Wednesday, November 17, 2010

Getting Started

There are some important steps to getting started on homeschooling. First, you need to research your state's requirements for homeschooling. The HSLDA has tons of information on the legal issues of homeschooling, and here is a page where you can check into your state's standards. Also investigate homeschooling groups in your area--they can be a great resource, especially for new homeschoolers.

Once you make sure you're in compliance with any state regs, it's important to choose or create a curriculum that will work for your family and keep your child on track academically. Since I was going to be making our curriculum, I researched the state standards for public schools and based my curriculum on making sure we'd meet and exceed all the minimums for his grade. Many states list their standards online, but if not, you might be able to request that information from the school system or you could use another state's info as a rough guideline. I've noticed that a lot of grade level workbooks and curriculum vary a lot depending on publisher, so I like knowing the state framework when I screen workbooks and search for worksheets.

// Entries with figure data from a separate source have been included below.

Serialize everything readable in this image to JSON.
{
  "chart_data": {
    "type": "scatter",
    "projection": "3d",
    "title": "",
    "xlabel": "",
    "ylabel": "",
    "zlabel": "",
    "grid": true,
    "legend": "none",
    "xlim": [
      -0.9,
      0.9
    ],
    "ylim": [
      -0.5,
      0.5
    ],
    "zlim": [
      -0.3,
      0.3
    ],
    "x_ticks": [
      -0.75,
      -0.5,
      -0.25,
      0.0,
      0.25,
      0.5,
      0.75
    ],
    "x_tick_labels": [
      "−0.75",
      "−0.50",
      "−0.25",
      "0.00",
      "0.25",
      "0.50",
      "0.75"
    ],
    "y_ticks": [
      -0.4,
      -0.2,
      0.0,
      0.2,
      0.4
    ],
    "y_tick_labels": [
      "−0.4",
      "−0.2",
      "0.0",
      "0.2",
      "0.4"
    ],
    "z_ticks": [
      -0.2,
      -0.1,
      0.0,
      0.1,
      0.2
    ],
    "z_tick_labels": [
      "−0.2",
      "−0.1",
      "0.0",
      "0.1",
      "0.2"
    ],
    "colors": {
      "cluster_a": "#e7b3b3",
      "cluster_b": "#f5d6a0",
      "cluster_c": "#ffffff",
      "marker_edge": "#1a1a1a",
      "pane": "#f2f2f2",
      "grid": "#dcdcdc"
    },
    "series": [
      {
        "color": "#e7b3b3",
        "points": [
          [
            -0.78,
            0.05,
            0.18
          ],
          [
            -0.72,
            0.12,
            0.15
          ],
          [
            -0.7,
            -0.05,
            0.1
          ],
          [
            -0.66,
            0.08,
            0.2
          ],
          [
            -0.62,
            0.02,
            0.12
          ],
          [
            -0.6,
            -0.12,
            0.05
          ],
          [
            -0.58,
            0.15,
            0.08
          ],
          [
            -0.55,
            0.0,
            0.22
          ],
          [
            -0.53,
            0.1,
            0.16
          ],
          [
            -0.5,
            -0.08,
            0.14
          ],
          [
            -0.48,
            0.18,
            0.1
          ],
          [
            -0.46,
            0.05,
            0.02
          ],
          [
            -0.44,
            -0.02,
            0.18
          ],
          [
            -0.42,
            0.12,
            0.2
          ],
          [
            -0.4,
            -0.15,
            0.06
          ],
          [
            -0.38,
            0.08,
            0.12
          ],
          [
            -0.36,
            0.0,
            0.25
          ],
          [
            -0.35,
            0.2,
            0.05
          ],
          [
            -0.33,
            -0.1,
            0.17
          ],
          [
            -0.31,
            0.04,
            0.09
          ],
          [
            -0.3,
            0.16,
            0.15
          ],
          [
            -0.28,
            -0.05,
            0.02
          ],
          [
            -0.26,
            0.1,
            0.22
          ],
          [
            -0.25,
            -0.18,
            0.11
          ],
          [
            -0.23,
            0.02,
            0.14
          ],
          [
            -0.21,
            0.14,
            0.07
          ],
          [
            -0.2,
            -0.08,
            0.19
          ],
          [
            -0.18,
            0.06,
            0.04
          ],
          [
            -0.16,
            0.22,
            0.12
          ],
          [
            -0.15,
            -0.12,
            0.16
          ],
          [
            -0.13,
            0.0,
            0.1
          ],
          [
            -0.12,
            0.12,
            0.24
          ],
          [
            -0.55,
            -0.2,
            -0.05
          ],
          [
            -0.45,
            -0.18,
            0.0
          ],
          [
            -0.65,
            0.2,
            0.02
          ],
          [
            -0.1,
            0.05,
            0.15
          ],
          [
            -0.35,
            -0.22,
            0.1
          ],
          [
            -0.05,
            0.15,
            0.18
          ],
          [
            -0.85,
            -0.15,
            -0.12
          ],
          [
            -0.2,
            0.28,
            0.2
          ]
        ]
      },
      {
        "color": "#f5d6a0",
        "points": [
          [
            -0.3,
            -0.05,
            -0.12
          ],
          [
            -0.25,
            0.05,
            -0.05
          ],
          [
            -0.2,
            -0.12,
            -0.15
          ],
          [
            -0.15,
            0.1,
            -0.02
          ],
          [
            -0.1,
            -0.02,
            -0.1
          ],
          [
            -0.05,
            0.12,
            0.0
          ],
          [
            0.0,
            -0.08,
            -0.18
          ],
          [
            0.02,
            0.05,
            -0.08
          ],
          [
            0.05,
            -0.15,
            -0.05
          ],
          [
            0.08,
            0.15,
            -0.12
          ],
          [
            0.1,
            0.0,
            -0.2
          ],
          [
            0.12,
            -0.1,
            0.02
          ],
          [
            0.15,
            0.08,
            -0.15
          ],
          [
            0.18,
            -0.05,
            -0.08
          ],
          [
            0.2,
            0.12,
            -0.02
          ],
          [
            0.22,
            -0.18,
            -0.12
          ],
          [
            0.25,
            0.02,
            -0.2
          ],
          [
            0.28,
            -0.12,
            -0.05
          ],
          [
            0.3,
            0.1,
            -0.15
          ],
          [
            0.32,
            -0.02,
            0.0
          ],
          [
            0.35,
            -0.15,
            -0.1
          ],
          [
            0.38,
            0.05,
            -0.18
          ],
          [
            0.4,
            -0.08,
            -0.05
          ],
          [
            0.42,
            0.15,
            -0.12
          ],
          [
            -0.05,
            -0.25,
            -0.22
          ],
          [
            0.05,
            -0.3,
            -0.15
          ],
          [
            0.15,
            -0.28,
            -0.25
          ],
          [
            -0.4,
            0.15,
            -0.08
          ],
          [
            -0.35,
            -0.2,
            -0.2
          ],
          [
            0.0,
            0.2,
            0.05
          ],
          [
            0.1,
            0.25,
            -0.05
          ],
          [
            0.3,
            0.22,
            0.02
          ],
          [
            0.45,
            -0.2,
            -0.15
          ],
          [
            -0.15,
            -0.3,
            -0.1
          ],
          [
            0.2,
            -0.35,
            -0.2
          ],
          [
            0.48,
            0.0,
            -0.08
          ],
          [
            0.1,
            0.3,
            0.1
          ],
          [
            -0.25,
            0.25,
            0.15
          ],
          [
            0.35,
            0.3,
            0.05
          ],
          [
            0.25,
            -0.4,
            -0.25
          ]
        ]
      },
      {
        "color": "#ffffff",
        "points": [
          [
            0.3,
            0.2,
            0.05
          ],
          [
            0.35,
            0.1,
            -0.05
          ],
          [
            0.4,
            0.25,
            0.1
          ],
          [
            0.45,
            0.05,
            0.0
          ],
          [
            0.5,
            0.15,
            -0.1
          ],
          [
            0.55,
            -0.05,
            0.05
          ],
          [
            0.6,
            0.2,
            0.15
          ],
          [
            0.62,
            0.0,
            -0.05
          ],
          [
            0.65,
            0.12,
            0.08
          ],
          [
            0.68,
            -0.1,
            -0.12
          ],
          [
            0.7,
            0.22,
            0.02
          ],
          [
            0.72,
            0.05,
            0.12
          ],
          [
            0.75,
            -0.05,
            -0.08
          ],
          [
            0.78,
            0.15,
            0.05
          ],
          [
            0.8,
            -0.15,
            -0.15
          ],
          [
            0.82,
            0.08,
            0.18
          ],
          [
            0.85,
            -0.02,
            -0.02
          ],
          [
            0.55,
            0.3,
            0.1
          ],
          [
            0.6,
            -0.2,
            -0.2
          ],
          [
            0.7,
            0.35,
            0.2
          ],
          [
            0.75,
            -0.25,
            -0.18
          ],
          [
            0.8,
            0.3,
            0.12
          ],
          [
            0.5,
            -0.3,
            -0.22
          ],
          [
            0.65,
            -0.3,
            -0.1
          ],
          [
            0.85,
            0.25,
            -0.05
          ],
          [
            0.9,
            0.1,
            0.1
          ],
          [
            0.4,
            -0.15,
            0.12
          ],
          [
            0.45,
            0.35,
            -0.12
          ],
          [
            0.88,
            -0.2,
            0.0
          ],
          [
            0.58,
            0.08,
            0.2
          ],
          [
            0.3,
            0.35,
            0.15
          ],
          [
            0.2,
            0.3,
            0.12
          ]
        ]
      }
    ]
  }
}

That being said, don't get too bogged down in the state standards. Basically, I use the frameworks as an overall goals list for the school year, but we work at a pace that is right for us and we learn the topics in an order that makes sense to us. This year, my son is working mostly on a 1st grade level, but also learning some things that he would have learned in Kindergarten in public school as well as some concepts that wouldn't be introduced until 2nd grade. That's one of the best things about homeschooling--you teach at a rate your child understands and you can do it in a pretty short time period each day.